Facilitating surgery
The combination therapy also appeared to be effective at reducing surgical times and increasing the use of minimally invasive surgical approaches, particularly in patients with more advanced-stage cancer.
“Surgery is still the cornerstone of a cure for patients with non-small cell lung cancer,” says Dr. Spicer. “The fact that neoadjuvant nivolumab combined with chemotherapy enabled shorter, less invasive and less extensive operations without increasing complications or adverse events is of tremendous importance to thoracic surgeons and their patients. These findings along with the improved survival outcomes have the potential to completely change the way surgeons and oncologists collaborate to cure patients with resectable non-small cell lung cancer.”
Key collaborations
An international effort gathering clinicians and researchers from Europe, America and Asia, the CheckMate-816 trial was funded by Bristol Myers Squibb and led by Patrick M. Forde at the Bloomberg–Kimmel Institute for Cancer Immunotherapy and Johns Hopkins Kimmel Cancer Center in Baltimore. Nonetheless, the contributions from the Centre for Innovative Medicine at the RI-MUHC and other partners and research institutions based in Quebec were essential in making this study a success.

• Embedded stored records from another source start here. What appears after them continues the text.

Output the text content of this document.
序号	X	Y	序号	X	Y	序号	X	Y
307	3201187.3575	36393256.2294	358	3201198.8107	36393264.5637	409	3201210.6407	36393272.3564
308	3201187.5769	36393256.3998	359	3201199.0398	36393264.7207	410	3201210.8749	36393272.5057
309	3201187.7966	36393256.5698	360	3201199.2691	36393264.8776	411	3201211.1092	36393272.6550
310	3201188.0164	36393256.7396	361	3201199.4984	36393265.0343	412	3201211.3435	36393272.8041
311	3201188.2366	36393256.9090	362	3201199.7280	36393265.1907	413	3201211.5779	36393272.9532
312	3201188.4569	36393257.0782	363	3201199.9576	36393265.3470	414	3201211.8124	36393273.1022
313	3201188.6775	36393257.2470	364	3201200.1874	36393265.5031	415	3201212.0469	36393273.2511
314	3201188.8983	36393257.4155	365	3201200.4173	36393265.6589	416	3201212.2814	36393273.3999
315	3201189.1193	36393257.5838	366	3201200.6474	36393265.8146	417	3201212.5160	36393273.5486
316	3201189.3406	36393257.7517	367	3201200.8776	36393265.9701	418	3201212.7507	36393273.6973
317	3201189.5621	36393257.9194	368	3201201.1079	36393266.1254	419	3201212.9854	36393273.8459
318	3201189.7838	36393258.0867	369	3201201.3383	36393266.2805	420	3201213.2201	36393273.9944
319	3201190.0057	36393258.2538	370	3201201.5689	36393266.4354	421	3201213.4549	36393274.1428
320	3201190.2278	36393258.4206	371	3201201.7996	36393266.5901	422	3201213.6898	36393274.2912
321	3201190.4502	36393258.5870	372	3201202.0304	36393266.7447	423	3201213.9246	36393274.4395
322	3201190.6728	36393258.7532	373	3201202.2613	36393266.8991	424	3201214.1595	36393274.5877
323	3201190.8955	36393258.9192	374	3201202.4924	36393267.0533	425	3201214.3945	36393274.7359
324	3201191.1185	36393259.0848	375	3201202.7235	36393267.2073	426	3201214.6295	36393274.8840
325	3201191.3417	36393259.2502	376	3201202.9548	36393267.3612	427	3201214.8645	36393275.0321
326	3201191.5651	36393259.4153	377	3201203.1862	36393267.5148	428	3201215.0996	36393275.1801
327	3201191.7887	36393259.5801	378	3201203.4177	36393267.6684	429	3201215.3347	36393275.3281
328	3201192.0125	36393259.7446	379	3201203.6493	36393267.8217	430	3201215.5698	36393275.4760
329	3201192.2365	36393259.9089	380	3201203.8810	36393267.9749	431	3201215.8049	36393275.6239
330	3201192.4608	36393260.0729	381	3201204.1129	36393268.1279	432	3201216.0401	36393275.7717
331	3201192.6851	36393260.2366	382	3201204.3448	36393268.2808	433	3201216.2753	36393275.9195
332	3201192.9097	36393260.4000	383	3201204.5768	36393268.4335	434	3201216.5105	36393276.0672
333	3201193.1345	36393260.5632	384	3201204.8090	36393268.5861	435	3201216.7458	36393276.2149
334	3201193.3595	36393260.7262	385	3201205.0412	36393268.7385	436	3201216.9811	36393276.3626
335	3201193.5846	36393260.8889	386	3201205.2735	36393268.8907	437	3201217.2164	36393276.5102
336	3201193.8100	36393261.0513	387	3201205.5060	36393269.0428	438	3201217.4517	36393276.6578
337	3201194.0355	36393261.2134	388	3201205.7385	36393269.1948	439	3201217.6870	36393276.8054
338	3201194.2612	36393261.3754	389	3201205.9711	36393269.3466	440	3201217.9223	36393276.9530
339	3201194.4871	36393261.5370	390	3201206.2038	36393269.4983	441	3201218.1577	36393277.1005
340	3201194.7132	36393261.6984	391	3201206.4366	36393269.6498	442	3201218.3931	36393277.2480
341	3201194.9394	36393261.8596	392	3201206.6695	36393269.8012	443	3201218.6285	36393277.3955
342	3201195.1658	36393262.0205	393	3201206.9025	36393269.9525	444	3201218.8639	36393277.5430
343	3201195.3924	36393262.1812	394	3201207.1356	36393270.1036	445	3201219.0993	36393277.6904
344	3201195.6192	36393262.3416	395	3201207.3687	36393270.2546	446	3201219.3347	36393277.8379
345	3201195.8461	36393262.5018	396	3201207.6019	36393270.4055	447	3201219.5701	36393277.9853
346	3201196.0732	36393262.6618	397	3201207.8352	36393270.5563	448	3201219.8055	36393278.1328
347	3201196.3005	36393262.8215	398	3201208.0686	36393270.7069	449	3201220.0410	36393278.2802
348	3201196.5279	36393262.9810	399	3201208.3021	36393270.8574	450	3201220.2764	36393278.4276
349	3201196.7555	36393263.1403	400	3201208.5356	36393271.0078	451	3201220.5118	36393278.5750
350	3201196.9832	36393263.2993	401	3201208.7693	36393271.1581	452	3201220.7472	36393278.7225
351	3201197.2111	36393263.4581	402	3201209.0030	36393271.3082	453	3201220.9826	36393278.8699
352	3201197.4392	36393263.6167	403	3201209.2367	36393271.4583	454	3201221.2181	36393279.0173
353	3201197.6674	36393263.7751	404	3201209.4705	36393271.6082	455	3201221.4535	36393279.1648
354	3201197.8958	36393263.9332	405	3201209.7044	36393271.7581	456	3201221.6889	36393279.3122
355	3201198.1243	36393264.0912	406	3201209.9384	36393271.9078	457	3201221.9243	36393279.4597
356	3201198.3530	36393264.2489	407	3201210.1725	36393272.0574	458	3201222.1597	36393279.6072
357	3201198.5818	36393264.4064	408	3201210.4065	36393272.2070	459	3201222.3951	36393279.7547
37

“Amongst the 150 clinical sites involved in the trial, the MUHC was not only one of the top world recruiters, but the first site to recruit a patient,” emphasizes Dr. Spicer. “This was made possible thanks to the incredible collaboration between the radio-oncology, pathology, thoracic surgery, medical oncology and respiratory teams. I would like to acknowledge the support given by the Rosalind and Morris Goodman Cancer Institute through the Quebec Cancer Consortium and the Lung Cancer Network, and thank the Rossy Family Foundation, the Montreal General Hospital Foundation and the Cedars Cancer Foundation for their continued support to lung cancer care.”
In Quebec, the Centre hospitalier de l’Université de Montréal also made important contributions to the study, under the leadership of Dr. Moishe Liberman. The CISSS de l’Outaouais recruited patients as well, resulting in Quebec sites contributing upwards of 10 per cent to the total study accrual.
About the study
The study “Neoadjuvant Nivolumab plus Chemotherapy in Resectable Lung Cancer” was conducted by Patrick M. Forde, M.B., B.Ch., Jonathan Spicer, M.D., Ph.D., Shun Lu, M.D., Ph.D., Mariano Provencio, M.D., Ph.D., Tetsuya Mitsudomi, M.D., Ph.D., Mark M. Awad, M.D., Ph.D., Enriqueta Felip, M.D., Ph.D., Stephen R. Broderick, M.D., M.P.H.S., Julie R. Brahmer, M.D., Scott J. Swanson, M.D., Keith Kerr, M.B., Ch.B., Changli Wang, M.D., Ph.D., Tudor-Eliade Ciuleanu, M.D., Ph.D., Gene B. Saylors, M.D., Fumihiro Tanaka, M.D., Ph.D., Hiroyuki Ito, M.D., Ph.D., Ke-Neng Chen, M.D., Moishe Liberman, M.D., Ph.D., Everett E. Vokes, M.D., Janis M. Taube, M.D., Cecile Dorange, M.S., Junliang Cai, M.D., Joseph Fiore, Pharm.D., Anthony Jarkowski, Pharm.D., David Balli, Ph.D., Mark Sausen, Ph.D., Dimple Pandya, M.D., Christophe Y. Calvet, Ph.D., and Nicolas Girard, M.D., Ph.D.